Hier haben Azubis das Sagen

Azubi und gleichzeitig Chef – geht nicht? Geht wohl! Beim Handelsunternehmen Berner aus Künzelsau managen Nachwuchskräfte eigenverantwortlich eine Verkaufsniederlassung. Für die Kunden ist das kein Problem. Und sowohl Geschäftsführung als auch Personalabteilung sind mit den „Experten der Zukunft“ sehr zufrieden.
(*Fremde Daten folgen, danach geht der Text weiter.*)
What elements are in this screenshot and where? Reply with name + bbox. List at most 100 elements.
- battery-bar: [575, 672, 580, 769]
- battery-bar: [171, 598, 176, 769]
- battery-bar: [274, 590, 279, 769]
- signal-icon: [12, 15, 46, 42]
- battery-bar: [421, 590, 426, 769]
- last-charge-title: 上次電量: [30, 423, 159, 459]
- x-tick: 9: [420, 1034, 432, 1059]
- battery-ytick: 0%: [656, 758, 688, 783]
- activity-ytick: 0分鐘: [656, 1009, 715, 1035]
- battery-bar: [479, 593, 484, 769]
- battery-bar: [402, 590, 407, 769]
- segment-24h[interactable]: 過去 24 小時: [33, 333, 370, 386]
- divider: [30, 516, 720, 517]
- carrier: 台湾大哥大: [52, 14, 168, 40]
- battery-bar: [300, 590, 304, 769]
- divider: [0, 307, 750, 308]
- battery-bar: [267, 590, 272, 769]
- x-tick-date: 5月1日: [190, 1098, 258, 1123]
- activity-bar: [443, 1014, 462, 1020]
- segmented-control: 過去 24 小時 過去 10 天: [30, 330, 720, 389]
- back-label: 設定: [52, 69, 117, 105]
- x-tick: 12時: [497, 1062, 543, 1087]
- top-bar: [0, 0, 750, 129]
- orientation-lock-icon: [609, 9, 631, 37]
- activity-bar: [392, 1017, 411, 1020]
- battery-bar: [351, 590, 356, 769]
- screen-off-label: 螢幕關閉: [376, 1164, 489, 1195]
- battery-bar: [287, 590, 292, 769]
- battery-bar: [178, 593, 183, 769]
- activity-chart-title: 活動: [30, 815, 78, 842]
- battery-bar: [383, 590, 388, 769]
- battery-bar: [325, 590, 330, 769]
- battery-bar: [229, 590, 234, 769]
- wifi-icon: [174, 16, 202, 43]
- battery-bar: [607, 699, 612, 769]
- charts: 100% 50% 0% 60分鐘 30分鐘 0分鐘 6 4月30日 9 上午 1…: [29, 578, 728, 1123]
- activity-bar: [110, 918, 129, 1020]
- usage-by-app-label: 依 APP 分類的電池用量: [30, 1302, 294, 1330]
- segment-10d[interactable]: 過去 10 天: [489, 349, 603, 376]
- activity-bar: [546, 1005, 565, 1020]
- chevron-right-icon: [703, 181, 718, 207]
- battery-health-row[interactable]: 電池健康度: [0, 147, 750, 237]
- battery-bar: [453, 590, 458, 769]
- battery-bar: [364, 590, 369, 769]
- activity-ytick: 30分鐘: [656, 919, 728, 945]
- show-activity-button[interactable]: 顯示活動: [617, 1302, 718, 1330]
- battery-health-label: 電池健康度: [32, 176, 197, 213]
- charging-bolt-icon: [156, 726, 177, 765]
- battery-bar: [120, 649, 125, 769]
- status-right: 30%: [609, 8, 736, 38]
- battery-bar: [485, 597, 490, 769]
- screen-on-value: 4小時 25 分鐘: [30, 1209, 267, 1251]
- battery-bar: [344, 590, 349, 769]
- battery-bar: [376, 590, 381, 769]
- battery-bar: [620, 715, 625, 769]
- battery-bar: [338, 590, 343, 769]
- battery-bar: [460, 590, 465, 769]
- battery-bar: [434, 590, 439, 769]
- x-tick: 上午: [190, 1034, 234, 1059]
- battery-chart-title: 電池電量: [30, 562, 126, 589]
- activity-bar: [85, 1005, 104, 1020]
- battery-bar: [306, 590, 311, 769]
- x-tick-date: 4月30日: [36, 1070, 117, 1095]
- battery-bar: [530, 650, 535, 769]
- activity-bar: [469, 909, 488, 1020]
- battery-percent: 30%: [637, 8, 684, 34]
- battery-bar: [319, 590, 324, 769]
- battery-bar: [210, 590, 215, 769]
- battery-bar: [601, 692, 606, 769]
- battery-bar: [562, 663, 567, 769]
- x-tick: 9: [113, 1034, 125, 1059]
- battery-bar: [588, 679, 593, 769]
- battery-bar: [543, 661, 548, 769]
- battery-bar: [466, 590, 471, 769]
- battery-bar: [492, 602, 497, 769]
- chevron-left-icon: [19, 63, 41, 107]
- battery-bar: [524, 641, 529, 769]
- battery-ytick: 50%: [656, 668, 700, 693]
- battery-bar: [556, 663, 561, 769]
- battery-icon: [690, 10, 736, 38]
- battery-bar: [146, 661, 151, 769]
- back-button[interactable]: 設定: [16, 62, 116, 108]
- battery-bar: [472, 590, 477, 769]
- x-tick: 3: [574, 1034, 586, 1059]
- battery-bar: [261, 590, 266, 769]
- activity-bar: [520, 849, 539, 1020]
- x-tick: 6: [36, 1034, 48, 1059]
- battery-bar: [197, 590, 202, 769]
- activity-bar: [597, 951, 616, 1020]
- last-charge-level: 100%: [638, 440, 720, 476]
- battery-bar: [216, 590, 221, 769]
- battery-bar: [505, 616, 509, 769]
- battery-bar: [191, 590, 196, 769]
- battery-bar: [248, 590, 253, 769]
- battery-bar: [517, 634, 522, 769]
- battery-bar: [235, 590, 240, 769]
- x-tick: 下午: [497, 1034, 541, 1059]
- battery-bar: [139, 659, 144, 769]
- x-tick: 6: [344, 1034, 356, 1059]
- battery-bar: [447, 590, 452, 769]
Wer den Profi-Point der Firma Berner in Künzelsau betritt, wird sich möglicherweise zunächst wundern. Denn die Verkaufsniederlassung des Familienunternehmens, das auf Befestigungs- und Montagetechnik spezialisiert ist, wird von Auszubildenden geleitet. Damit schenkt die Geschäftsführung den Nachwuchskräften nicht nur viel Vertrauen, sondern legt auch eine große Verantwortung in deren Hände.

Doch von vorne erzählt: Als einer von bundesweit insgesamt sieben wird der Profi-Point im Jahr 2016 in der Künzelsauer Würzburger Straße eröffnet. Im Vorfeld ist schon klar, dass dessen Management Berner-Azubis übernehmen sollen und damit auch in den Entstehungsprozess eingebunden werden. Daher erhalten diese vor der Eröffnung die Chance, auch ihre eigenen Gestaltungsideen einzubringen – etwa dass es Graffitis an den Wänden des Profi-Points geben soll. Das Ganze ist eine absolute Premiere – denn in den sechs anderen Shops haben Fachverkäufer das Sagen.

Ziel ist es, die „Experten der Zukunft“ sowohl in ihrer beruflichen als auch persönlichen Entwicklung bestmöglich zu fördern, sagt Angela Kuper, die für die Azubis bei dem hohenlohischen Betrieb verantwortlich ist. Nico Botta und Saskia Stein arbeiten als Azubis im Berner Profi-Point in Künzelsau. Sie sind beide im zweiten Ausbildungsjahr zur Kauffrau beziehungsweise zum Kaufmann im Groß- und Außenhandel. In einem so praxisnahen Modell wie dem Profi-Point in Künzelsau können junge Menschen wesentlich schneller und vor allem vielfältigere Erfahrungen sammeln, als es normalerweise im Rahmen der Ausbildung möglich ist“, ergänzt sie. Mit diesem innovativen Konzept nimmt Berner branchenübergreifend eine Vorreiterrolle ein. Auch eine Auszeichnung als Exzellenzunternehmen von der Tüv-Süd-Akademie gab es bereits für das Projekt.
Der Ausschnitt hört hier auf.